Cyber security researchers have turned up evidence of a sophisticated cyber-espionage campaign that has been targeting political and business groups throughout the world for more than five years.
The campaign, dubbed ‘Red October‘ by security researchers, is believed to have been started by a Russian-speaking group that targeted institutions throughout the world using malware that not only targeted workstations, but also mobile devices such as Windows Mobile and the Apple iPhone.
The investigation into the campaign was run by researchers from Kaspersky Lab and several Computer Emergency Response Teams (CERTs) in the U.S., Belarus and Romania. The largest number of infections was found in the Russian Federation, with Kazakhstan being the second most targeted country. Based on registration data of command and control (C&C) servers and “numerous artifacts left in executables of the malware,” Kaspersky Lab researchers believe the attackers have Russian-speaking origins – though the attackers used public exploit code that originally came from a previously known targeted attack campaign with Chinese origins.
“This campaign personifies the steal everything mantra,” Roel Schouwenberg, senior researcher, Kaspersky Lab, told SecurityWeek. “Next to the more standard things it’s after files encrypted by classified software used by the European Parliament and NATO. It’s also able to siphon the data off of smart phones, Cisco routers and SIP phones. On the operations side the C&C infrastructure is huge, spanning sixty domains and numerous servers.”
The campaign – also called ‘Rocra‘, which is short for Red October – is currently still active with data being sent to multiple C&C servers through a configuration Kaspersky Lab researchers said rivals the infrastructure of the Flame malware in complexity. So far, researchers said, no evidence has turned up indicating any connection between Red October and the Flame, Duqu or Gauss attacks.

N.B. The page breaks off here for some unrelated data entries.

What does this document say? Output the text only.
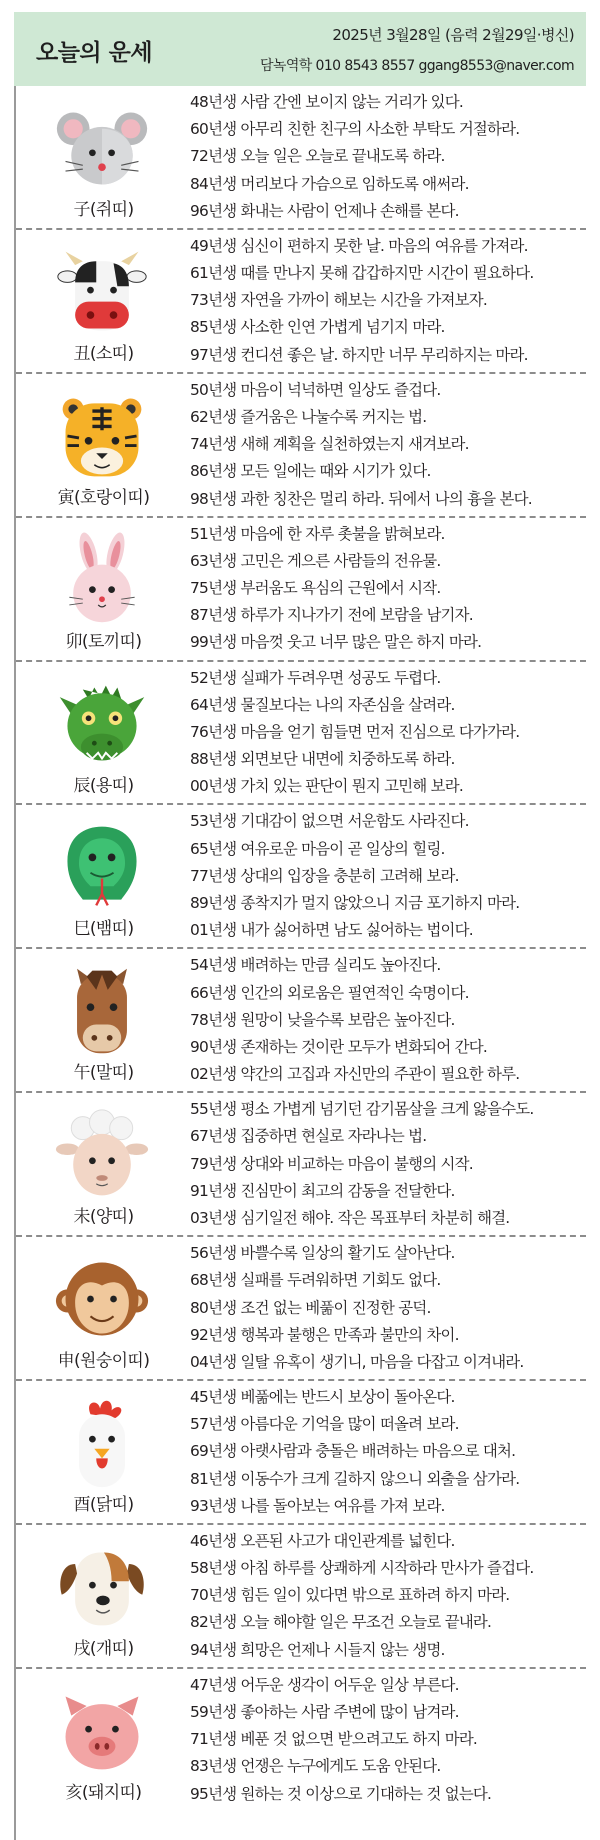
오늘의 운세
2025년 3월28일 (음력 2월29일·병신)
담녹역학 010 8543 8557 ggang8553@naver.com
子(쥐띠)
48년생 사람 간엔 보이지 않는 거리가 있다.
60년생 아무리 친한 친구의 사소한 부탁도 거절하라.
72년생 오늘 일은 오늘로 끝내도록 하라.
84년생 머리보다 가슴으로 임하도록 애써라.
96년생 화내는 사람이 언제나 손해를 본다.
丑(소띠)
49년생 심신이 편하지 못한 날. 마음의 여유를 가져라.
61년생 때를 만나지 못해 갑갑하지만 시간이 필요하다.
73년생 자연을 가까이 해보는 시간을 가져보자.
85년생 사소한 인연 가볍게 넘기지 마라.
97년생 컨디션 좋은 날. 하지만 너무 무리하지는 마라.
寅(호랑이띠)
50년생 마음이 넉넉하면 일상도 즐겁다.
62년생 즐거움은 나눌수록 커지는 법.
74년생 새해 계획을 실천하였는지 새겨보라.
86년생 모든 일에는 때와 시기가 있다.
98년생 과한 칭찬은 멀리 하라. 뒤에서 나의 흉을 본다.
卯(토끼띠)
51년생 마음에 한 자루 촛불을 밝혀보라.
63년생 고민은 게으른 사람들의 전유물.
75년생 부러움도 욕심의 근원에서 시작.
87년생 하루가 지나가기 전에 보람을 남기자.
99년생 마음껏 웃고 너무 많은 말은 하지 마라.
辰(용띠)
52년생 실패가 두려우면 성공도 두렵다.
64년생 물질보다는 나의 자존심을 살려라.
76년생 마음을 얻기 힘들면 먼저 진심으로 다가가라.
88년생 외면보단 내면에 치중하도록 하라.
00년생 가치 있는 판단이 뭔지 고민해 보라.
巳(뱀띠)
53년생 기대감이 없으면 서운함도 사라진다.
65년생 여유로운 마음이 곧 일상의 힐링.
77년생 상대의 입장을 충분히 고려해 보라.
89년생 종착지가 멀지 않았으니 지금 포기하지 마라.
01년생 내가 싫어하면 남도 싫어하는 법이다.
午(말띠)
54년생 배려하는 만큼 실리도 높아진다.
66년생 인간의 외로움은 필연적인 숙명이다.
78년생 원망이 낮을수록 보람은 높아진다.
90년생 존재하는 것이란 모두가 변화되어 간다.
02년생 약간의 고집과 자신만의 주관이 필요한 하루.
未(양띠)
55년생 평소 가볍게 넘기던 감기몸살을 크게 앓을수도.
67년생 집중하면 현실로 자라나는 법.
79년생 상대와 비교하는 마음이 불행의 시작.
91년생 진심만이 최고의 감동을 전달한다.
03년생 심기일전 해야. 작은 목표부터 차분히 해결.
申(원숭이띠)
56년생 바쁠수록 일상의 활기도 살아난다.
68년생 실패를 두려워하면 기회도 없다.
80년생 조건 없는 베풂이 진정한 공덕.
92년생 행복과 불행은 만족과 불만의 차이.
04년생 일탈 유혹이 생기니, 마음을 다잡고 이겨내라.
酉(닭띠)
45년생 베풂에는 반드시 보상이 돌아온다.
57년생 아름다운 기억을 많이 떠올려 보라.
69년생 아랫사람과 충돌은 배려하는 마음으로 대처.
81년생 이동수가 크게 길하지 않으니 외출을 삼가라.
93년생 나를 돌아보는 여유를 가져 보라.
戌(개띠)
46년생 오픈된 사고가 대인관계를 넓힌다.
58년생 아침 하루를 상쾌하게 시작하라 만사가 즐겁다.
70년생 힘든 일이 있다면 밖으로 표하려 하지 마라.
82년생 오늘 해야할 일은 무조건 오늘로 끝내라.
94년생 희망은 언제나 시들지 않는 생명.
亥(돼지띠)
47년생 어두운 생각이 어두운 일상 부른다.
59년생 좋아하는 사람 주변에 많이 남겨라.
71년생 베푼 것 없으면 받으려고도 하지 마라.
83년생 언쟁은 누구에게도 도움 안된다.
95년생 원하는 것 이상으로 기대하는 것 없는다.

The attackers behind the campaign used custom-made malware framework with a modular architecture comprised of malicious extensions, information-stealing modules and backdoor Trojans. The main purpose of the attack is to steal information, including files from different cryptographic systems such as «Acid Cryptofiler», which is known to be used in organizations of European Union/European Parliament/European Commission since the summer of 2011, according to Kaspersky Lab.
The stolen information also included user credentials, which were compiled in a list and used when the attackers needed to guess passwords or phrases to access additional systems. To control the compromised machines, the attackers created more than 60 domain names and several server hosting locations in different countries, mostly in Germany and Russia. Several servers were working as proxies in order to mask the location of the “mothership control server,” according to Kaspersky Lab.
“The malicious code was delivered via e-mail as attachments (Microsoft Excel, Word and, probably PDF documents) which were rigged with exploit code for known security vulnerabilities in the mentioned applications,” Kaspersky Lab noted in a report. “Right after the victim opened the malicious document on a vulnerable system, the embedded malicious code initiated the setup of the main component which in turn handled further communication with the C&C servers. Next, the system receives a number of additional spy modules from the C&C server, including modules to handle infection of smartphones.”
The attackers exploited at least three different vulnerabilities: CVE-2009-3129 (Microsoft Excel), CVE-2010-3333 (Microsoft Word) and CVE-2012-0158 (Microsoft Word). The first attacks using the exploit CVE-2009-3129 started in 2010, while attacks targeting the Microsoft Word vulnerabilities appeared in the summer of 2012.
“Another day dawns and brings us another disclosure of a major campaign against multiple targets across the globe,” said Anup Ghosh, CEO of Invincea. “If there is anyone left in the security industry that doesn’t believe we have a major problem on our hands, I would be mortified. For the past few years the drumbeat has been growing louder and louder – and frankly, nothing seems shocking any longer in the face of all we have seen. But we should be shocked with every new disclosure because what it shows us is that we aren’t doing what is necessary to fight back against our adversaries and our nations and corporations face existential threats as a result.”